II. Regard: Extrêmement calme
"... le poison qui découle
De tes yeux, de tes yeux verts,
Lacs où mon âme tremble et se voit à l'envers" (from Le poison)
II. Gaze: Extremely calm
"... the poison that flows
from your eyes, from your green eyes,
lakes in which my soul trembles and sees itself upside down"
III. Houles: Large et ample
"... Tu contiens, mer d'ébène, un éblouissant rêve
De voiles, de rameurs, de flammes et de mâts..." (from La chevelure)
III. Surges: Wide and ample
"... You contain, sea of ebony, a dazzling dream
of sails, of rowers, of flames and of masts..."

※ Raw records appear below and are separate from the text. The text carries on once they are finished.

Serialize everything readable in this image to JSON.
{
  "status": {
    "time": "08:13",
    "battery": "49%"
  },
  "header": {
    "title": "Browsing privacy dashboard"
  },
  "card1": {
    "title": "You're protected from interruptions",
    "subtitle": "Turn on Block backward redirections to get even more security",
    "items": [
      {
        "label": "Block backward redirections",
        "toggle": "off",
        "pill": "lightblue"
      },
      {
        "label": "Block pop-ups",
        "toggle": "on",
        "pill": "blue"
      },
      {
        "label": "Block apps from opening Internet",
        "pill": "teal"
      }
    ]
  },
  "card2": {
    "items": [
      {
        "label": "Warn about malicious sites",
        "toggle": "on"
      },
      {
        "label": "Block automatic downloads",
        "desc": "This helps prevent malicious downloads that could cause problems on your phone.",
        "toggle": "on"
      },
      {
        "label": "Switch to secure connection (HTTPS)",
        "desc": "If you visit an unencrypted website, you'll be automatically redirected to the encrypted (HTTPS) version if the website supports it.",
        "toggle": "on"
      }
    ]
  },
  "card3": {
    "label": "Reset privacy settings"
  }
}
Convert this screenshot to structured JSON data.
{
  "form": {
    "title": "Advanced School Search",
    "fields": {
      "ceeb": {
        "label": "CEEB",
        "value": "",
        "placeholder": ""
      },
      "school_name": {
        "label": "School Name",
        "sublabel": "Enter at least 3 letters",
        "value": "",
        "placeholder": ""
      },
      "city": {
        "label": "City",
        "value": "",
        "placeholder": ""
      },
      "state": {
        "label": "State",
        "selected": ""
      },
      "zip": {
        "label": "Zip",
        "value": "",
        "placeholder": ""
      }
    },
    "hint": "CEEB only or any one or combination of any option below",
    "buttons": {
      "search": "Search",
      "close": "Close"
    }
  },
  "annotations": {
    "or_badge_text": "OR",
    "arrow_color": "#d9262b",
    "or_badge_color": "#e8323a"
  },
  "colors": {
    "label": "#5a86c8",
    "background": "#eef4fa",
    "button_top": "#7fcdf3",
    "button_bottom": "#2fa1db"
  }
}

IV. Miroirs: Lent et extatique
"... Nos deux cœurs seront deux vastes flambeaux
Qui réfléchiront leurs doubles lumières
Dans nos deux esprits, ces miroirs jumeaux..." (from La mort des amants)
IV. Mirrors: Slow and extatic
"... Our two hearts will be two large torches
that will reflect their double lights
in our two spirits, those twin mirrors..."
V. Hymne: Allegro
"Garde tes songes:
Les sages n'en ont pas d'aussi beaux que les fous !" (from La voix)
V. Hymn: Allegro
"Keep your dreams:
wise men do not have as beautiful ones as fools!"
I would love to offer musical examples, but the score, for cello with piano reduction, would take several weeks to deliver and cost, with shipping, over one hundred dollars. So I won't be referring to it today. It would be very nice if there were a sort of online library of copyright works that would allow you to excerpt brief quotes for the purpose of discussion.
Here is a performance of the work, given in the presence of the composer on the occasion of his 90th birthday in 2006 at the National Theater Mannheim, by Henri Demarquette, cello, and Frederic Chaslin, conductor:
There was a great deal of music written in the 20th century purporting to capture, evoke or hint at dreams, but much of it is just tedious and drawn-out. But this is a piece that I think will keep drawing you back. At some point I am going to sit down and analyze it in some detail--not that I think that this will reveal how to copy it! But it will likely be interesting.
As always, the music is powerful, expressive, but focussed and concentrated. He never goes on longer than necessary.
Despite not being called a concerto, this is undoubtedly one of the most successful cello concertos of the 20th century and has been recorded by quite a number of cellists. The version in the Centenary Edition of Dutilleux is that of the performers at the premiere, Rostropovich and the Orchestre de Paris conducted by Serge Baudo.